Program creates new category of immigrants

Posted by admin on Aug 13th, 2008

Arielle Godbout. Canwest News Service. Wednesday, August 13, 2008

The federal government is creating a new program aimed at helping foreign students and other temporary residents working in Canada become permanent residents, Immigration Minister Diane Finley announced Tuesday. The program would create a new category of immigrants, to be called the Canadian Experience Class, through which up to 25,000 foreign workers and graduates from Canadian colleges or universities could gain permanent residency on the basis of their work experience.

The government hopes the program, which would come into effect in October, would help keep immigrants in Canada, while at the same time attracting new students and workers.

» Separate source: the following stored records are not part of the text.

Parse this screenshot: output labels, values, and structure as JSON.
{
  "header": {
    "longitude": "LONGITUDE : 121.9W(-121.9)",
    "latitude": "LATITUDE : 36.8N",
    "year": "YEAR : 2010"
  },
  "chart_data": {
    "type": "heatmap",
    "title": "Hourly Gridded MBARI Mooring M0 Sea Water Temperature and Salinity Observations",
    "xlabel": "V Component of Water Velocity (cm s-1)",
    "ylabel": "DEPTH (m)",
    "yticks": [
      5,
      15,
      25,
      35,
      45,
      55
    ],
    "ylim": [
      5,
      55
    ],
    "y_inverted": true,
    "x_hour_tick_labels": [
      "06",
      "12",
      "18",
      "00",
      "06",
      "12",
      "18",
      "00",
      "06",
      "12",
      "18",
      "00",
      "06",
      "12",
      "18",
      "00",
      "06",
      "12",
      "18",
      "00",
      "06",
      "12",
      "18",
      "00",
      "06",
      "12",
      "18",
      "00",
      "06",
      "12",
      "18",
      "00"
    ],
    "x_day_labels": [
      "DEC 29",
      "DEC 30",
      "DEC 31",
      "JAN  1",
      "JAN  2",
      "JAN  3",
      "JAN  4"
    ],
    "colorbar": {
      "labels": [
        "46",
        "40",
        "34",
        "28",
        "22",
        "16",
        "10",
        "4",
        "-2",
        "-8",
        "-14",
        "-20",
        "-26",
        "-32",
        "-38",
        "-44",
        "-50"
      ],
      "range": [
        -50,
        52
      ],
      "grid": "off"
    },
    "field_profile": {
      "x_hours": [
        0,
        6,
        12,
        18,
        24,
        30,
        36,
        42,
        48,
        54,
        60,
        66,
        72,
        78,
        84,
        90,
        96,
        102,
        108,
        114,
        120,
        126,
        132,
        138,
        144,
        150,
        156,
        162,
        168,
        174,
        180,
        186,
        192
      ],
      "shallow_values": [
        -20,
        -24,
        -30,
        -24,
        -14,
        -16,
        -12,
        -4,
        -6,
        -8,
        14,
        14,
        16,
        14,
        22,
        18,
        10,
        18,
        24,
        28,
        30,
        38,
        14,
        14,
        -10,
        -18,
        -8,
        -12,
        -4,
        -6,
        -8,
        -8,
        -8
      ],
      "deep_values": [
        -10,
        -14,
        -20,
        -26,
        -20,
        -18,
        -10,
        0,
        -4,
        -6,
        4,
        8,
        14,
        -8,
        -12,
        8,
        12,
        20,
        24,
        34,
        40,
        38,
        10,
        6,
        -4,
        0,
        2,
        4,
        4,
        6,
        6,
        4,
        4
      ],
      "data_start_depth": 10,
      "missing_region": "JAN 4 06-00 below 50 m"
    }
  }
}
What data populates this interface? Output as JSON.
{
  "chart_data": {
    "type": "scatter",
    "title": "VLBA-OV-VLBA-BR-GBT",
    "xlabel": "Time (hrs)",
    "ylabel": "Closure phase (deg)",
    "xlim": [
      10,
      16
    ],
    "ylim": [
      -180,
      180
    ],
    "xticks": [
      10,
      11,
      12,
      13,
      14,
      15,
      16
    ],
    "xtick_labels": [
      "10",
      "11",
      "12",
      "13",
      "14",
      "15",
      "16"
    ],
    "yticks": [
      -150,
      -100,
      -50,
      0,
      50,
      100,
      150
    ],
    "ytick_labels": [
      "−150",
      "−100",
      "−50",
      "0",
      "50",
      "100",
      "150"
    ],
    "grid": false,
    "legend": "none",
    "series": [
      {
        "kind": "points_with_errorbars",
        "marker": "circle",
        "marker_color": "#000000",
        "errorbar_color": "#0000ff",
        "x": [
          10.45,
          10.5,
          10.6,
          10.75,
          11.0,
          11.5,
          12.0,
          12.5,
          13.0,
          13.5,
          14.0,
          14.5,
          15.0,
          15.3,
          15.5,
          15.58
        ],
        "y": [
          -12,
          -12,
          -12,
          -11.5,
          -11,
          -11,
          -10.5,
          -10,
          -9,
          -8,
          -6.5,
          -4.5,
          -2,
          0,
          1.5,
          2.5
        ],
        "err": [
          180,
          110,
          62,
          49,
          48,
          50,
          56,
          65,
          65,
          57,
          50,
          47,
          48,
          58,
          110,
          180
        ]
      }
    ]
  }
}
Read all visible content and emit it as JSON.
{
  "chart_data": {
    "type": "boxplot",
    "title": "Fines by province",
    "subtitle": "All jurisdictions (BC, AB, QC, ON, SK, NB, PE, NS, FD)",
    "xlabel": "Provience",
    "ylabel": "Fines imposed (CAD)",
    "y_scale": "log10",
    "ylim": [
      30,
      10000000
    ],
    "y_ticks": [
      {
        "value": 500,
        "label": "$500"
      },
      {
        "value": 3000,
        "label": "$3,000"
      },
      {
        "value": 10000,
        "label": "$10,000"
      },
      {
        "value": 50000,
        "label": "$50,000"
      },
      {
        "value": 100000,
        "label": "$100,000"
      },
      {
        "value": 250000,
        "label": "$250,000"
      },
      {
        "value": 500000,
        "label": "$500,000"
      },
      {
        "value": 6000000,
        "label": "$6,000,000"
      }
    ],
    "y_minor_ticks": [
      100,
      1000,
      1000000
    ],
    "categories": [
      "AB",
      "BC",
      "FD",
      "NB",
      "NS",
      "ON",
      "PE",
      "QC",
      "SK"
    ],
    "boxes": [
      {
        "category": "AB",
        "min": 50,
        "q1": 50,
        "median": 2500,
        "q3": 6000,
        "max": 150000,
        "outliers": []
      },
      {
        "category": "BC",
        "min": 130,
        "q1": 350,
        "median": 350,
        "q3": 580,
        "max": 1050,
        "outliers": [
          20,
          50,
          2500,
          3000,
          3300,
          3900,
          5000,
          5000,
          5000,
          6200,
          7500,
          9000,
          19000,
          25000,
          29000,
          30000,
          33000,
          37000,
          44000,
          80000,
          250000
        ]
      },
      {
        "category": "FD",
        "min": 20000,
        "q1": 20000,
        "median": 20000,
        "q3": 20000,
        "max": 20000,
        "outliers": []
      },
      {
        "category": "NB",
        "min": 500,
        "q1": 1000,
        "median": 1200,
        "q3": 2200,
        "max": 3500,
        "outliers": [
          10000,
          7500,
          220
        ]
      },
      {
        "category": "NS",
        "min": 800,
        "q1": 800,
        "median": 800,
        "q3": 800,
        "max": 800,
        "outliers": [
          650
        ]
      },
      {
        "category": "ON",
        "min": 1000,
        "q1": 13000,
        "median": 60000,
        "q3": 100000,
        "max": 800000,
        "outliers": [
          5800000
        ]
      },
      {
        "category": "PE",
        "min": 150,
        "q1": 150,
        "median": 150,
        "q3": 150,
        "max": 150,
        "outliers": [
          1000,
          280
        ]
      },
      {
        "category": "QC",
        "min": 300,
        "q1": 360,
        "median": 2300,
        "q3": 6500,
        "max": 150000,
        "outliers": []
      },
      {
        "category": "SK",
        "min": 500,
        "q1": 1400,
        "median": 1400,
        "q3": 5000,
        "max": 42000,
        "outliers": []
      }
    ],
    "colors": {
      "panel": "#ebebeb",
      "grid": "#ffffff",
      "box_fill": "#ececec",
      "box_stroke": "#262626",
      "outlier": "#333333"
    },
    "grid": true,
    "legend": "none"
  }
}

“Choosing newcomers based on knowledge of our labour market and experience within Canadian society would make Canada a more attractive destination for skilled individuals from around the world,” Finley said. “International students and skilled workers would be more likely to choose Canada if they knew their time in Canada and contribution to Canadian society would assist in their eligibility to apply to stay permanently.”

Immigration lawyer Richard Kurland said that while the proposed program would be a step in the right direction, it wouldn’t be a radical departure from the system already available to temporary residents looking to immigrate.

Applicants eligible under the new program are already eligible under the point system set out under the existing Skilled Worker Program, which determines whether a foreigner is permitted to stay in Canada, Kurland said. That program weighs six factors, including education, experience and ability to speak English or French.

The new category does have its benefits though, said Kurland, a Vancouver-based lawyer.

For instance, it would save applicants money by allowing them to work their way through the process without visiting a border crossing.

“You no longer have to go through the charade of driving to a border or going through an airport to become landed. You can go to the local [Citizenship and Immigration Canada] office for that,” he said.

The new program would be open to graduates of post-secondary programs lasting at least two academic years, provided they have at least one year of work experience in a managerial, professional or technical occupation or skilled trades, as well as foreign workers with at least two years of work experience. Applicants would also have at least basic or moderate language skills.

New Democrat MP Olivia Chow slammed the proposed program as discriminatory on the grounds that it would only apply to certain kinds of workers.

“Whether you have a managerial or professional kind of job, white-collar kind of jobs, or you have blue-collar jobs — construction worker, farm workers, chefs — you should have equal opportunity to stay in Canada,” said Chow, her party’s critic for immigration matters.”